Hoy, de sólo
recordarlo, ¡me desbarato en carcajadas!
Seguro tú
recuerdas, papi, aquel anuncio que recibiste bajo la regadera y –si no supiera
que te gustaba el agua muy caliente– seguro te cayó como balde de agua fría.
Aquella mañana,
antes de ir a trabajar, pasé por tu casa a las siete de la mañana. Al
escucharme tocar la puerta, mi mami se incorporó, indicándome que podía pasar.
–¿Y mi papi?–
le pregunté, sin siquiera darle los buenos días, al ver que ya no estabas en tu
cama.
–En la
regadera– me respondió, volviéndose a acostar.
Entonces llegué
hasta la puerta donde ya te duchabas.
–¡Pá!–te grité
para que me escucharas, –¡me caso en agosto!
Por unos
segundo, sólo escuché el caer del agua y contuve el aliento para aguzar el
oído. ¡Necesitaba conocer tu respuesta!
–¡Que sea para
bien!–finalmente te escuché decir.
–¡Eso
espero!–agregué y, libre del pesado secreto que había cargado por tres días,
salí con algo parecido a una sonrisa pues, para ser sincera, ¡me debatía en
dudas y temor por haber dicho un “sí” que trajera malas consecuencias!
Aunque yo me
resistía a la los convencionalismos, mi entonces prometido no aceptó otra forma
de hacer las cosas.
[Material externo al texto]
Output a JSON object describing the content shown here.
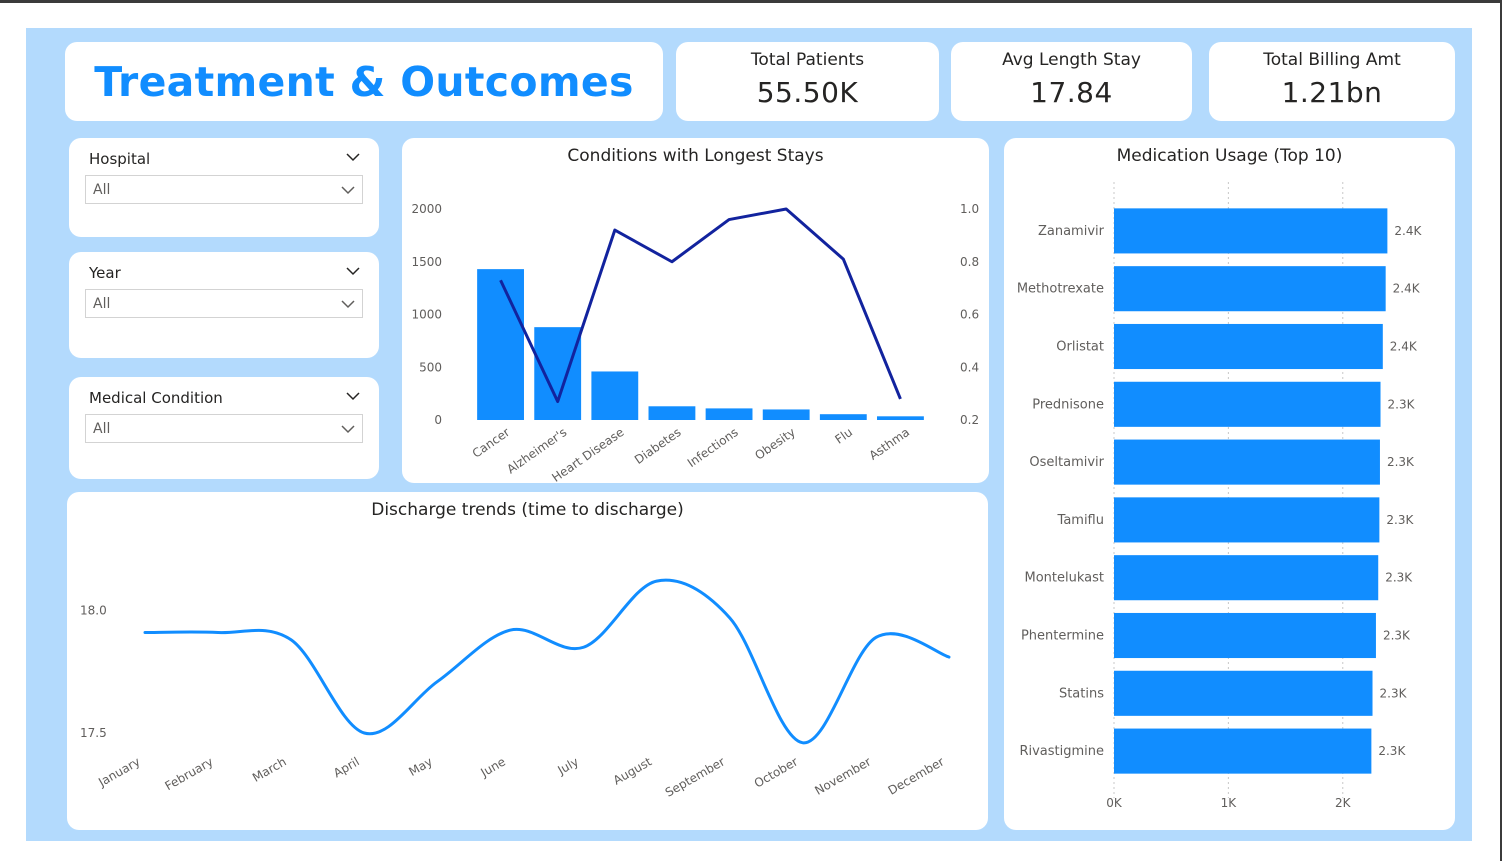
{
  "page": {
    "title": "Treatment & Outcomes"
  },
  "kpis": [
    {
      "label": "Total Patients",
      "value": "55.50K"
    },
    {
      "label": "Avg Length Stay",
      "value": "17.84"
    },
    {
      "label": "Total Billing Amt",
      "value": "1.21bn"
    }
  ],
  "slicers": [
    {
      "title": "Hospital",
      "value": "All"
    },
    {
      "title": "Year",
      "value": "All"
    },
    {
      "title": "Medical Condition",
      "value": "All"
    }
  ],
  "colors": {
    "background": "#b3dafd",
    "card": "#ffffff",
    "bar": "#118dff",
    "line_dark": "#12239e",
    "line_light": "#118dff",
    "title": "#118dff"
  },
  "chart_data": [
    {
      "id": "conditions",
      "type": "bar",
      "title": "Conditions with Longest Stays",
      "categories": [
        "Cancer",
        "Alzheimer's",
        "Heart Disease",
        "Diabetes",
        "Infections",
        "Obesity",
        "Flu",
        "Asthma"
      ],
      "series": [
        {
          "axis": "left",
          "type": "bar",
          "values": [
            1430,
            880,
            460,
            130,
            110,
            100,
            55,
            35
          ]
        },
        {
          "axis": "right",
          "type": "line",
          "values": [
            0.73,
            0.27,
            0.92,
            0.8,
            0.96,
            1.0,
            0.81,
            0.28
          ]
        }
      ],
      "yticks_left": [
        "0",
        "500",
        "1000",
        "1500",
        "2000"
      ],
      "yticks_right": [
        "0.2",
        "0.4",
        "0.6",
        "0.8",
        "1.0"
      ],
      "ylim_left": [
        0,
        2000
      ],
      "ylim_right": [
        0.2,
        1.0
      ]
    },
    {
      "id": "discharge",
      "type": "line",
      "title": "Discharge trends (time to discharge)",
      "categories": [
        "January",
        "February",
        "March",
        "April",
        "May",
        "June",
        "July",
        "August",
        "September",
        "October",
        "November",
        "December"
      ],
      "values": [
        17.91,
        17.91,
        17.88,
        17.5,
        17.71,
        17.92,
        17.85,
        18.12,
        17.97,
        17.46,
        17.89,
        17.81
      ],
      "yticks": [
        "17.5",
        "18.0"
      ],
      "ylim": [
        17.3,
        18.3
      ]
    },
    {
      "id": "medication",
      "type": "bar",
      "orientation": "horizontal",
      "title": "Medication Usage (Top 10)",
      "categories": [
        "Zanamivir",
        "Methotrexate",
        "Orlistat",
        "Prednisone",
        "Oseltamivir",
        "Tamiflu",
        "Montelukast",
        "Phentermine",
        "Statins",
        "Rivastigmine"
      ],
      "values": [
        2390,
        2375,
        2350,
        2330,
        2325,
        2320,
        2310,
        2290,
        2260,
        2250
      ],
      "data_labels": [
        "2.4K",
        "2.4K",
        "2.4K",
        "2.3K",
        "2.3K",
        "2.3K",
        "2.3K",
        "2.3K",
        "2.3K",
        "2.3K"
      ],
      "xticks": [
        "0K",
        "1K",
        "2K"
      ],
      "xlim": [
        0,
        2850
      ]
    }
  ]
}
Así –tres semanas después–, cuando él volvió de su viaje a
Europa, ustedes organizaron una “merienda informal” (al estilo vasto de mi
mami) y él, sin reparos, se ajustó al protocolo. Tras una conversación “entre
hombres” que me confinó a la cocina, bajo la excusa de ir a ver si todo estaba
listo (¡cuando yo ni siquiera cocinaba!) y una cena “sencilla”, tú completaste
el interrogatorio que te aseguró que el “muchacho” era buena persona. ¡Pasó la
prueba!
Desde ese día,
tú le tendiste la mano para darle la bienvenida a la familia. Y, al paso de los
años, con sus actos y por la forma en que cuidó de nuestra familia (más de una
vez te escuché llamarlo: “el mejor padre que habías conocido”), lo llegaste a
querer más que a todos los miembros políticos de la familia. Algunas veces,
medio en serio y medio en broma, aseguré que –de habernos divorciado– tú te
habrías quedado con él y no conmigo.
Ya vez, pá,
aunque en el mismísimo día dudé en llegar a la boda, me doy cuenta que a pesar
de mi loca manera de anunciarte mi decisión de convertirme en la esposa de
Salvador Ramírez de la Torre, todo fue como tú y yo esperábamos: ¡Para bien!
Con mil
tropiezos, retos –que a veces pensé que
nos vencían–, el cansancio y los momentos de duda, tu yerno favorito y yo hoy cumplimos
¡treinta años de casados!
¿Sabes pá? Ahora
entiendo la importancia de aquella cena donde tú pudiste reconocer a la
maravillosa persona que aspiraba a ser mi esposo, y él pudo demostrar un
respeto que tuvo hacia ti hasta el último de tus días.
Hemos formado
una familia que –aunque no es perfecta– ha sido nuestra razón para hacer de la
nuestra una vida de sacrificio, entrega y lealtad como padres, ¡y como abuelos
de los tres niños que tanto amaste, tú también!
Sé que, junto
conmigo, papi, estarás dando gracias a Dios por el hombre que hoy es mi
compañero de vida y que –como ya lo dije alguna vez– ¡ES LA MEJOR PERSONA QUE
HE CONOCIDO EN TODA MI VIDA!
¡FELIZ
ANIVERSARIO, GORDO! ¡VAMOS POR MÁS!
P.D. “Lo que
bien comienza, bien acaba”. . . ¡aunque nadie creyó que lo lograríamos!